Predicting Grain Growth in Polycrystalline Materials Using Deep Learning Time Series Models
Eliane Younes, Elie Hachem, Marc Bernacki
TL;DR
This work addresses the predictive challenge of grain growth in polycrystalline materials by combining mean-field descriptors derived from validated TRM simulations with deep time-series forecasting models. It systematically compares RNN, LSTM, TCN, and Transformer architectures for recursive forecasting of evolving grain-size distributions, finding that the LSTM offers the best accuracy and long-horizon stability. The approach delivers substantial speed-ups over full-field simulations and maintains physical fidelity, making it well suited for real-time digital-twin and process-optimization workflows. The study highlights practical guidelines, such as a 30-bin histogram representation and an 80:15:5 data split, and points to future work including non-isothermal conditions and second-phase particle effects to extend realism.
Abstract
Grain Growth strongly influences the mechanical behavior of materials, making its prediction a key objective in microstructural engineering. In this study, several deep learning approaches were evaluated, including recurrent neural networks (RNN), long short-term memory (LSTM), temporal convolutional networks (TCN), and transformers, to forecast grain size distributions during grain growth. Unlike full-field simulations, which are computationally demanding, the present work relies on mean-field statistical descriptors extracted from high-fidelity simulations.
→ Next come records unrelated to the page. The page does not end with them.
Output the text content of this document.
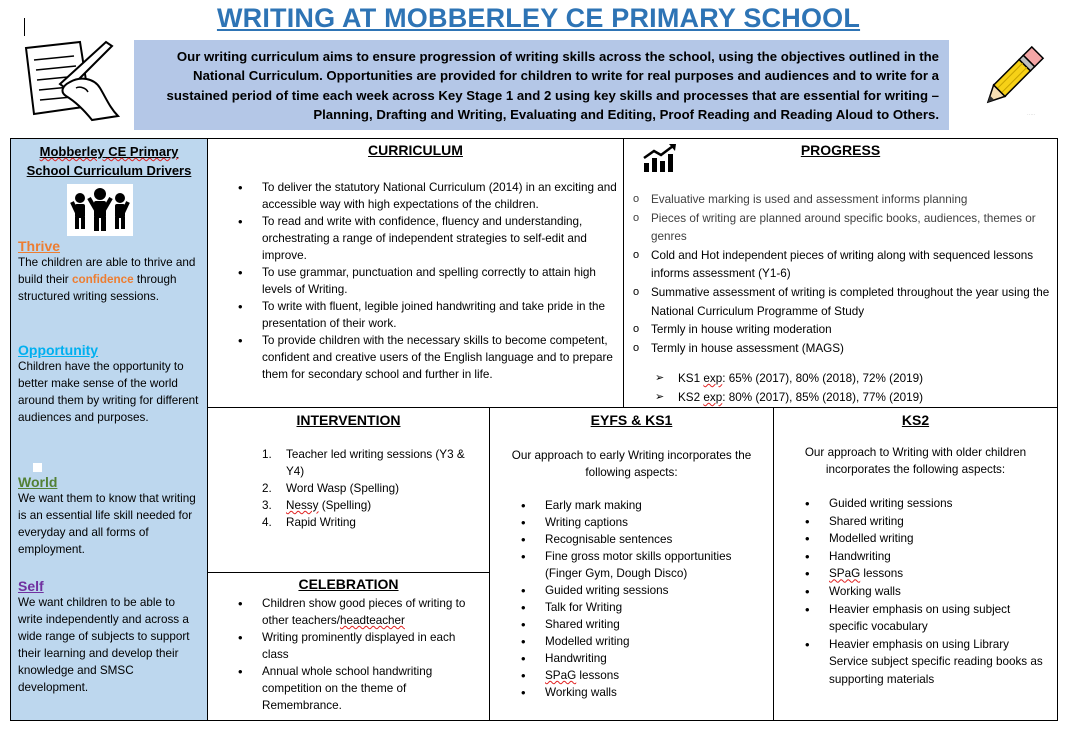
WRITING AT MOBBERLEY CE PRIMARY SCHOOL
Our writing curriculum aims to ensure progression of writing skills across the school, using the objectives outlined in the National Curriculum. Opportunities are provided for children to write for real purposes and audiences and to write for a sustained period of time each week across Key Stage 1 and 2 using key skills and processes that are essential for writing – Planning, Drafting and Writing, Evaluating and Editing, Proof Reading and Reading Aloud to Others.	·····
Mobberley CE Primary
School Curriculum Drivers
Thrive
The children are able to thrive and build their confidence through structured writing sessions.
Opportunity
Children have the opportunity to better make sense of the world around them by writing for different audiences and purposes.
World
We want them to know that writing is an essential life skill needed for everyday and all forms of employment.
Self
We want children to be able to write independently and across a wide range of subjects to support their learning and develop their knowledge and SMSC development.
CURRICULUM
• To deliver the statutory National Curriculum (2014) in an exciting and accessible way with high expectations of the children.
• To read and write with confidence, fluency and understanding, orchestrating a range of independent strategies to self-edit and improve.
• To use grammar, punctuation and spelling correctly to attain high levels of Writing.
• To write with fluent, legible joined handwriting and take pride in the presentation of their work.
• To provide children with the necessary skills to become competent, confident and creative users of the English language and to prepare them for secondary school and further in life.
PROGRESS
o Evaluative marking is used and assessment informs planning
o Pieces of writing are planned around specific books, audiences, themes or genres
o Cold and Hot independent pieces of writing along with sequenced lessons informs assessment (Y1-6)
o Summative assessment of writing is completed throughout the year using the National Curriculum Programme of Study
o Termly in house writing moderation
o Termly in house assessment (MAGS)
➢ KS1 exp: 65% (2017), 80% (2018), 72% (2019)
➢ KS2 exp: 80% (2017), 85% (2018), 77% (2019)
INTERVENTION
1. Teacher led writing sessions (Y3 & Y4)
2. Word Wasp (Spelling)
3. Nessy (Spelling)
4. Rapid Writing
CELEBRATION
• Children show good pieces of writing to other teachers/headteacher
• Writing prominently displayed in each class
• Annual whole school handwriting competition on the theme of Remembrance.
EYFS & KS1
Our approach to early Writing incorporates the following aspects:
• Early mark making
• Writing captions
• Recognisable sentences
• Fine gross motor skills opportunities (Finger Gym, Dough Disco)
• Guided writing sessions
• Talk for Writing
• Shared writing
• Modelled writing
• Handwriting
• SPaG lessons
• Working walls
KS2
Our approach to Writing with older children incorporates the following aspects:
• Guided writing sessions
• Shared writing
• Modelled writing
• Handwriting
• SPaG lessons
• Working walls
• Heavier emphasis on using subject specific vocabulary
• Heavier emphasis on using Library Service subject specific reading books as supporting materials
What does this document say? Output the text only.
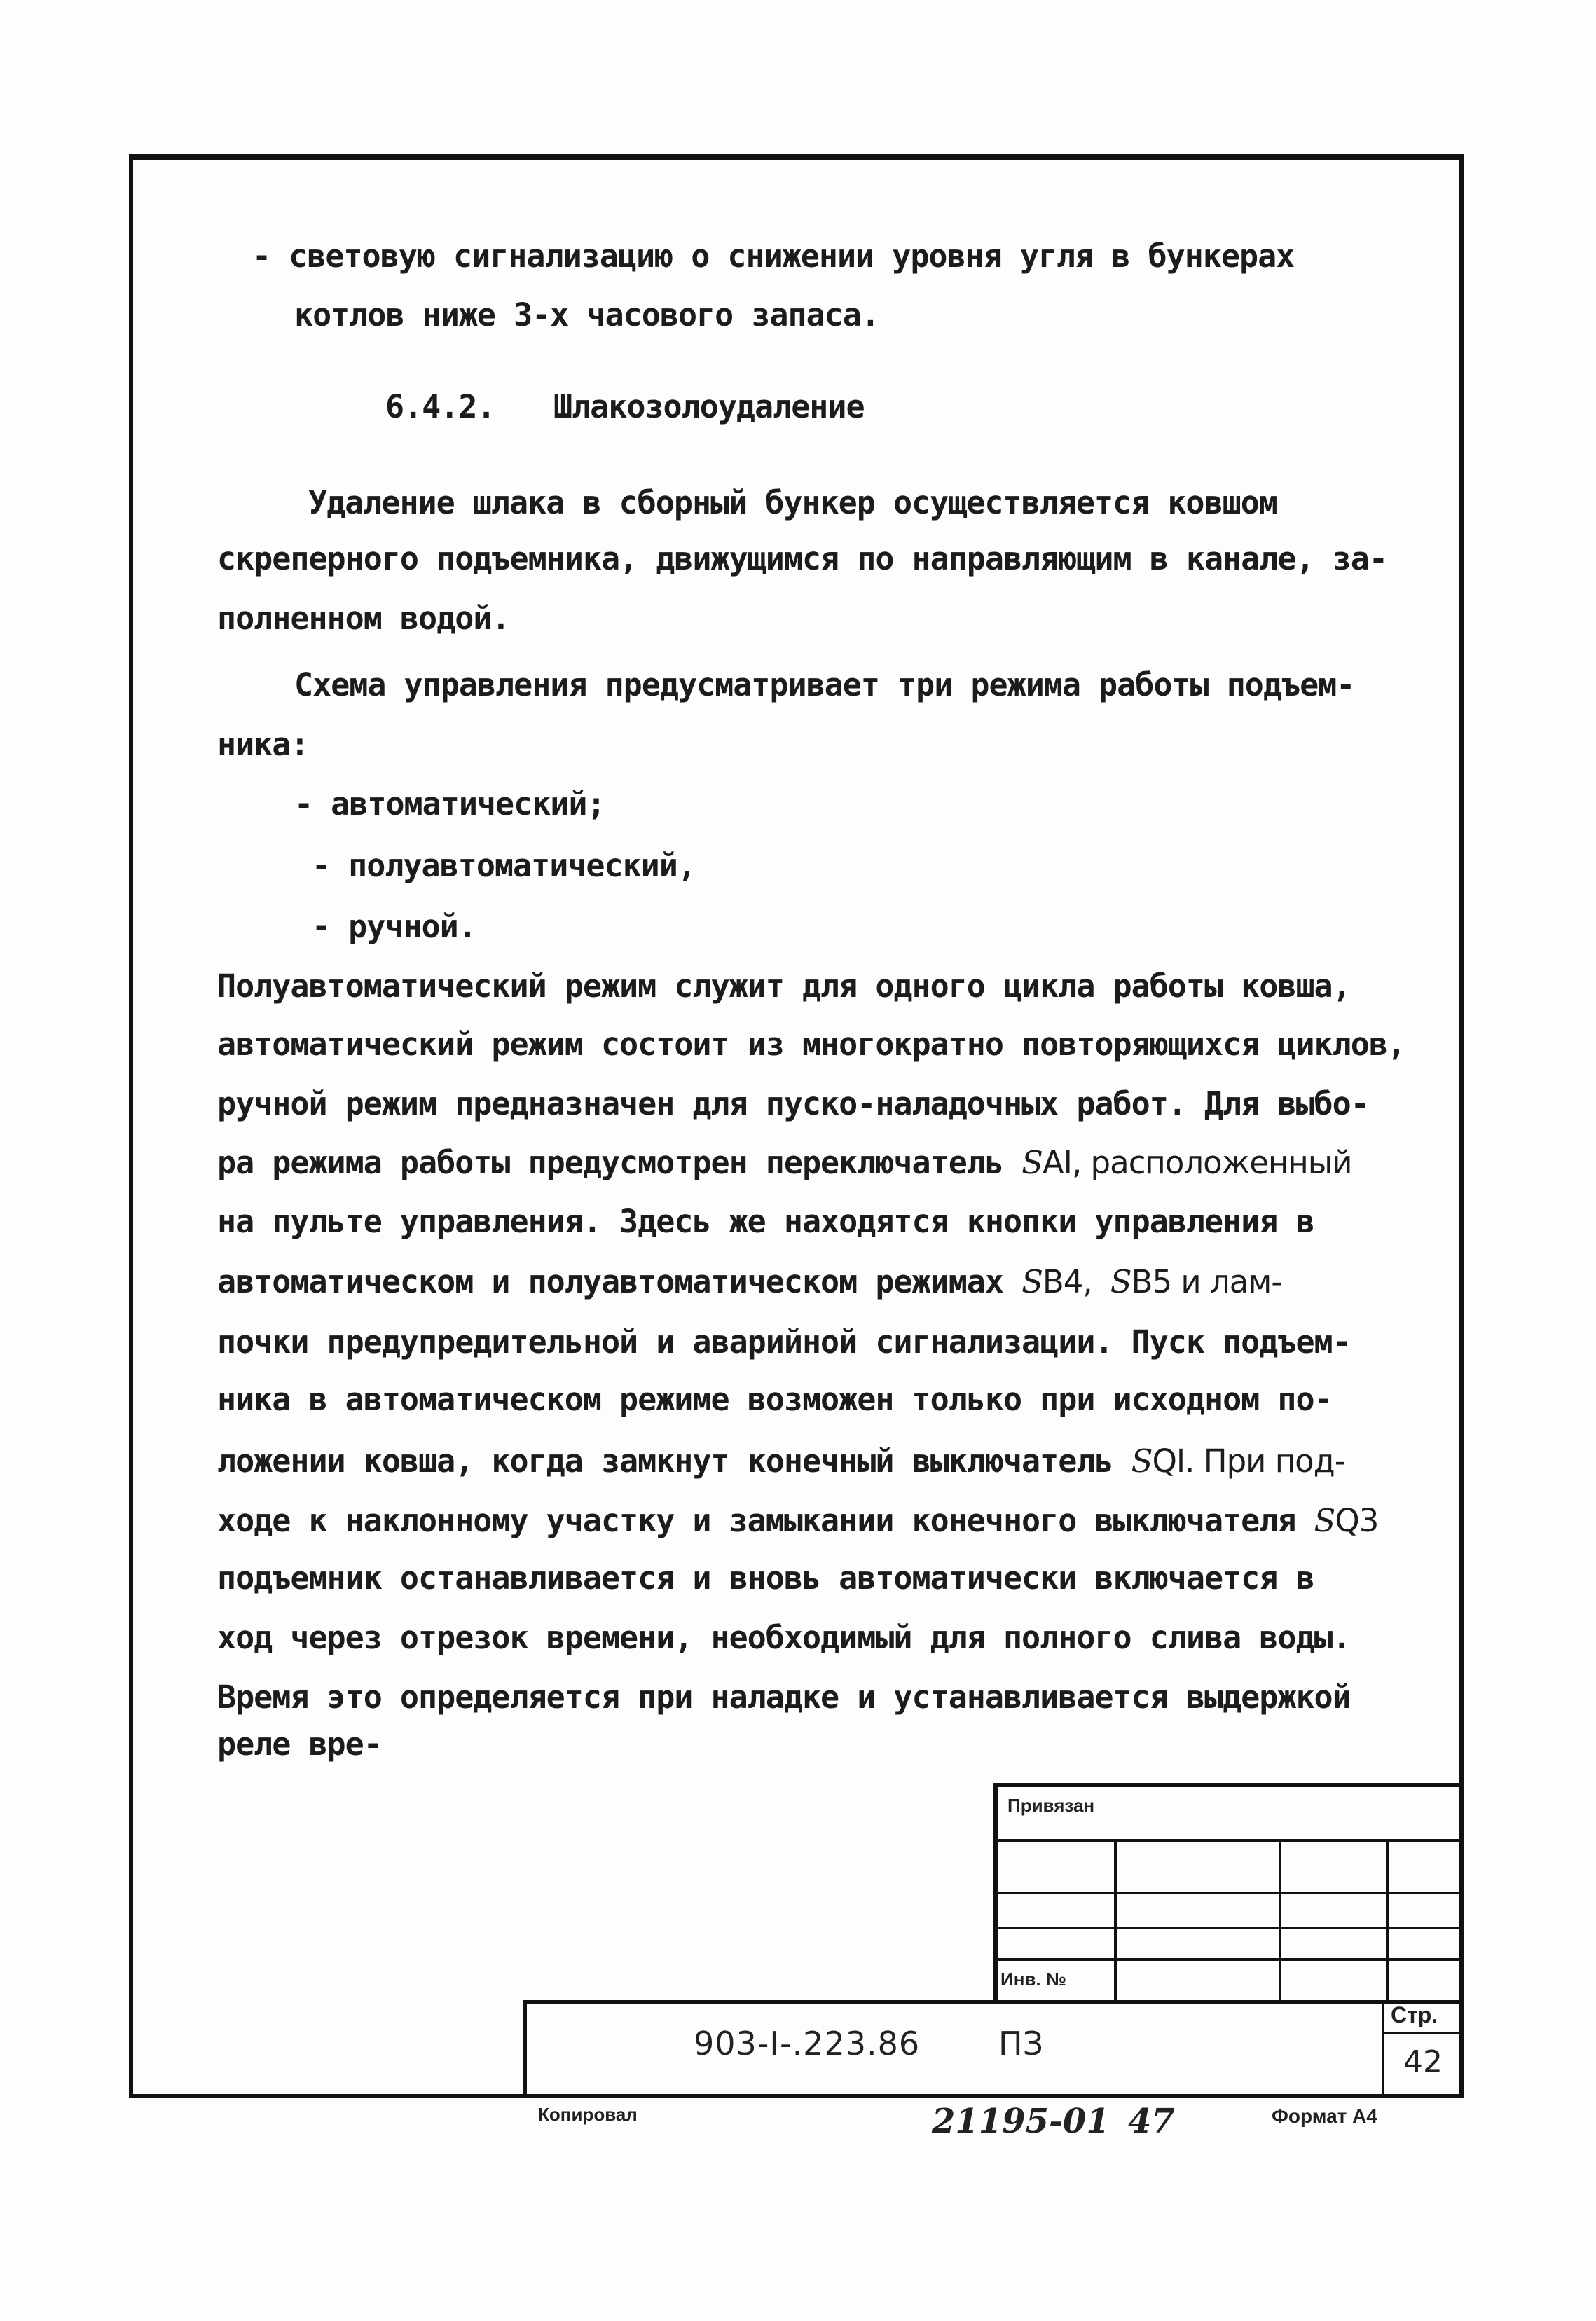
- световую сигнализацию о снижении уровня угля в бункерах
котлов ниже 3-х часового запаса.
6.4.2. Шлакозолоудаление
Удаление шлака в сборный бункер осуществляется ковшом
скреперного подъемника, движущимся по направляющим в канале, за-
полненном водой.
Схема управления предусматривает три режима работы подъем-
ника:
- автоматический;
- полуавтоматический,
- ручной.
Полуавтоматический режим служит для одного цикла работы ковша,
автоматический режим состоит из многократно повторяющихся циклов,
ручной режим предназначен для пуско-наладочных работ. Для выбо-
ра режима работы предусмотрен переключатель SAI, расположенный
на пульте управления. Здесь же находятся кнопки управления в
автоматическом и полуавтоматическом режимах SB4, SB5 и лам-
почки предупредительной и аварийной сигнализации. Пуск подъем-
ника в автоматическом режиме возможен только при исходном по-
ложении ковша, когда замкнут конечный выключатель SQI. При под-
ходе к наклонному участку и замыкании конечного выключателя SQ3
подъемник останавливается и вновь автоматически включается в
ход через отрезок времени, необходимый для полного слива воды.
Время это определяется при наладке и устанавливается выдержкой
реле вре-
Привязан
Инв. №
903-I-.223.86 ПЗ
Стр.
42
Копировал	21195-01 47	Формат А4
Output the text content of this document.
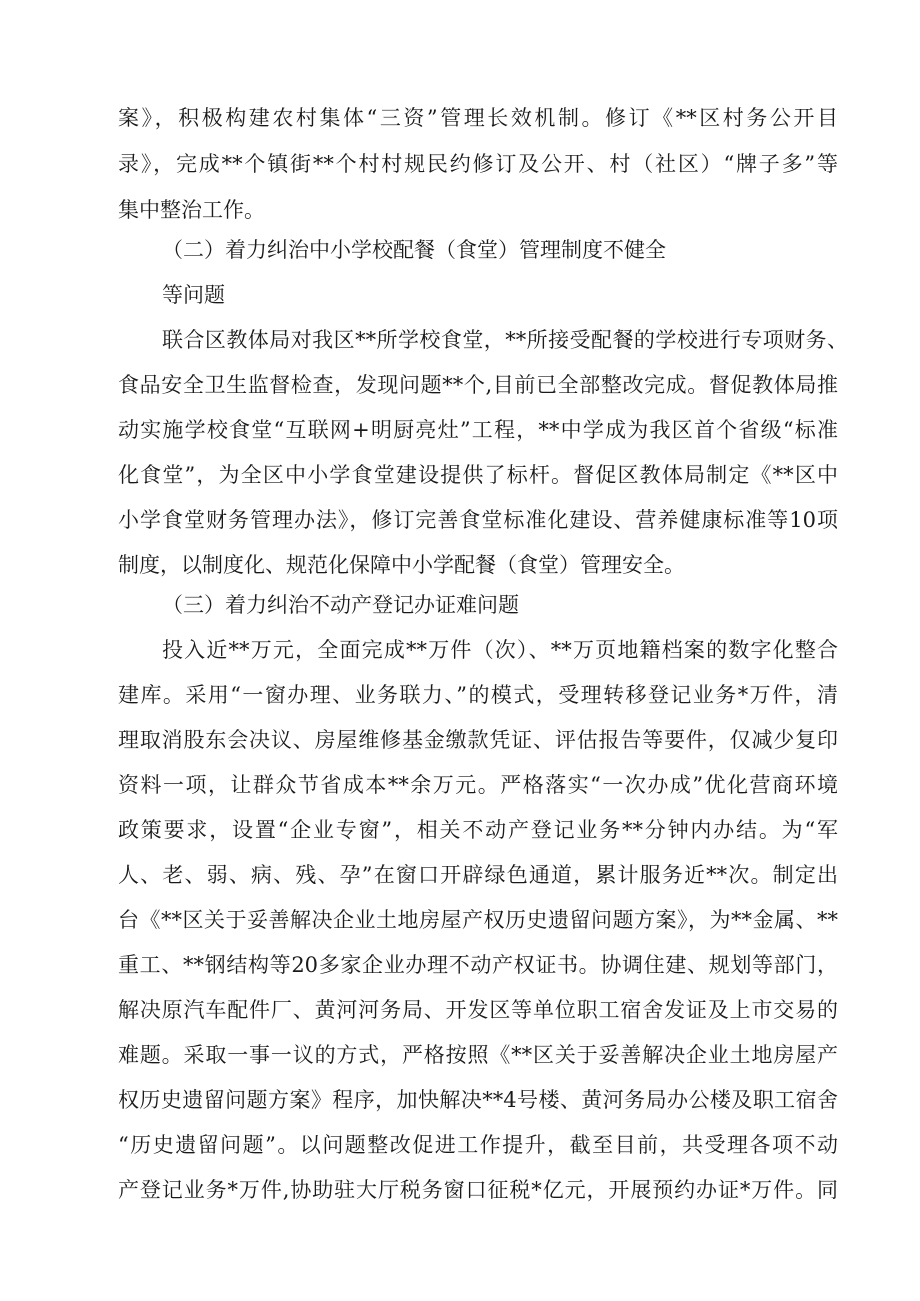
案》，积极构建农村集体“三资”管理长效机制。修订《**区村务公开目
录》，完成**个镇街**个村村规民约修订及公开、村（社区）“牌子多”等
集中整治工作。
（二）着力纠治中小学校配餐（食堂）管理制度不健全
等问题
联合区教体局对我区**所学校食堂，**所接受配餐的学校进行专项财务、
食品安全卫生监督检查，发现问题**个,目前已全部整改完成。督促教体局推
动实施学校食堂“互联网+明厨亮灶”工程，**中学成为我区首个省级“标准
化食堂”，为全区中小学食堂建设提供了标杆。督促区教体局制定《**区中
小学食堂财务管理办法》，修订完善食堂标准化建设、营养健康标准等10项
制度，以制度化、规范化保障中小学配餐（食堂）管理安全。
（三）着力纠治不动产登记办证难问题
投入近**万元，全面完成**万件（次）、**万页地籍档案的数字化整合
建库。采用“一窗办理、业务联力、”的模式，受理转移登记业务*万件，清
理取消股东会决议、房屋维修基金缴款凭证、评估报告等要件，仅减少复印
资料一项，让群众节省成本**余万元。严格落实“一次办成”优化营商环境
政策要求，设置“企业专窗”，相关不动产登记业务**分钟内办结。为“军
人、老、弱、病、残、孕”在窗口开辟绿色通道，累计服务近**次。制定出
台《**区关于妥善解决企业土地房屋产权历史遗留问题方案》，为**金属、**
重工、**钢结构等20多家企业办理不动产权证书。协调住建、规划等部门，
解决原汽车配件厂、黄河河务局、开发区等单位职工宿舍发证及上市交易的
难题。采取一事一议的方式，严格按照《**区关于妥善解决企业土地房屋产
权历史遗留问题方案》程序，加快解决**4号楼、黄河务局办公楼及职工宿舍
“历史遗留问题”。以问题整改促进工作提升，截至目前，共受理各项不动
产登记业务*万件,协助驻大厅税务窗口征税*亿元，开展预约办证*万件。同
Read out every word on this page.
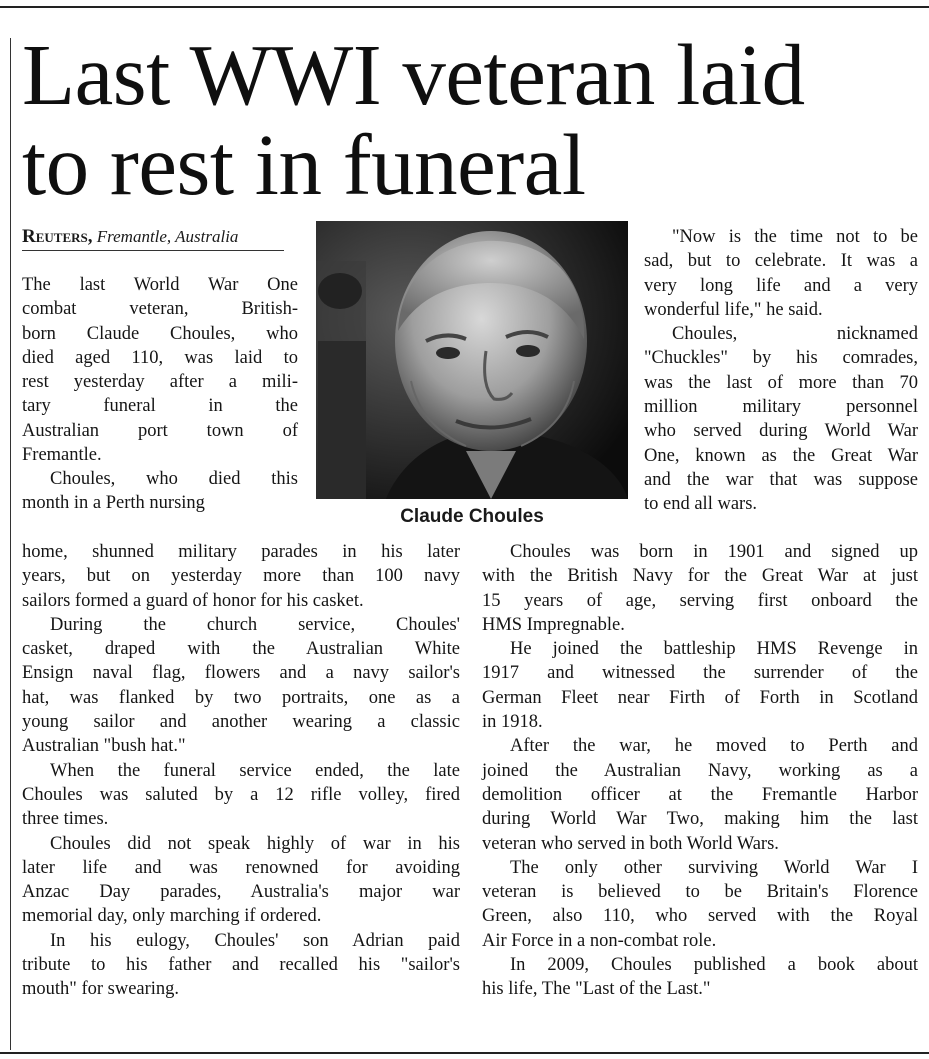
Last WWI veteran laid
to rest in funeral
Reuters, Fremantle, Australia
Claude Choules
The last World War One
combat veteran, British-
born Claude Choules, who
died aged 110, was laid to
rest yesterday after a mili-
tary funeral in the
Australian port town of
Fremantle.
Choules, who died this
month in a Perth nursing
home, shunned military parades in his later
years, but on yesterday more than 100 navy
sailors formed a guard of honor for his casket.
During the church service, Choules'
casket, draped with the Australian White
Ensign naval flag, flowers and a navy sailor's
hat, was flanked by two portraits, one as a
young sailor and another wearing a classic
Australian "bush hat."
When the funeral service ended, the late
Choules was saluted by a 12 rifle volley, fired
three times.
Choules did not speak highly of war in his
later life and was renowned for avoiding
Anzac Day parades, Australia's major war
memorial day, only marching if ordered.
In his eulogy, Choules' son Adrian paid
tribute to his father and recalled his "sailor's
mouth" for swearing.
"Now is the time not to be
sad, but to celebrate. It was a
very long life and a very
wonderful life," he said.
Choules, nicknamed
"Chuckles" by his comrades,
was the last of more than 70
million military personnel
who served during World War
One, known as the Great War
and the war that was suppose
to end all wars.
Choules was born in 1901 and signed up
with the British Navy for the Great War at just
15 years of age, serving first onboard the
HMS Impregnable.
He joined the battleship HMS Revenge in
1917 and witnessed the surrender of the
German Fleet near Firth of Forth in Scotland
in 1918.
After the war, he moved to Perth and
joined the Australian Navy, working as a
demolition officer at the Fremantle Harbor
during World War Two, making him the last
veteran who served in both World Wars.
The only other surviving World War I
veteran is believed to be Britain's Florence
Green, also 110, who served with the Royal
Air Force in a non-combat role.
In 2009, Choules published a book about
his life, The "Last of the Last."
A dataset of 120 grain growth sequences was processed into normalized grain size distributions as a function of time. The models were trained to predict future distributions from a short temporal history using a recursive forecasting strategy. Among the tested models, the LSTM network achieved the highest accuracy (above 90\%) and the most stable performance, maintaining physically consistent predictions over extended horizons while reducing computation time from about 20 minutes per sequence to only a few seconds, whereas the other architectures tended to diverge when forecasting further in time. These results highlight the potential of low-dimensional descriptors and LSTM-based forecasting for efficient and accurate microstructure prediction, with direct implications for digital twin development and process optimization.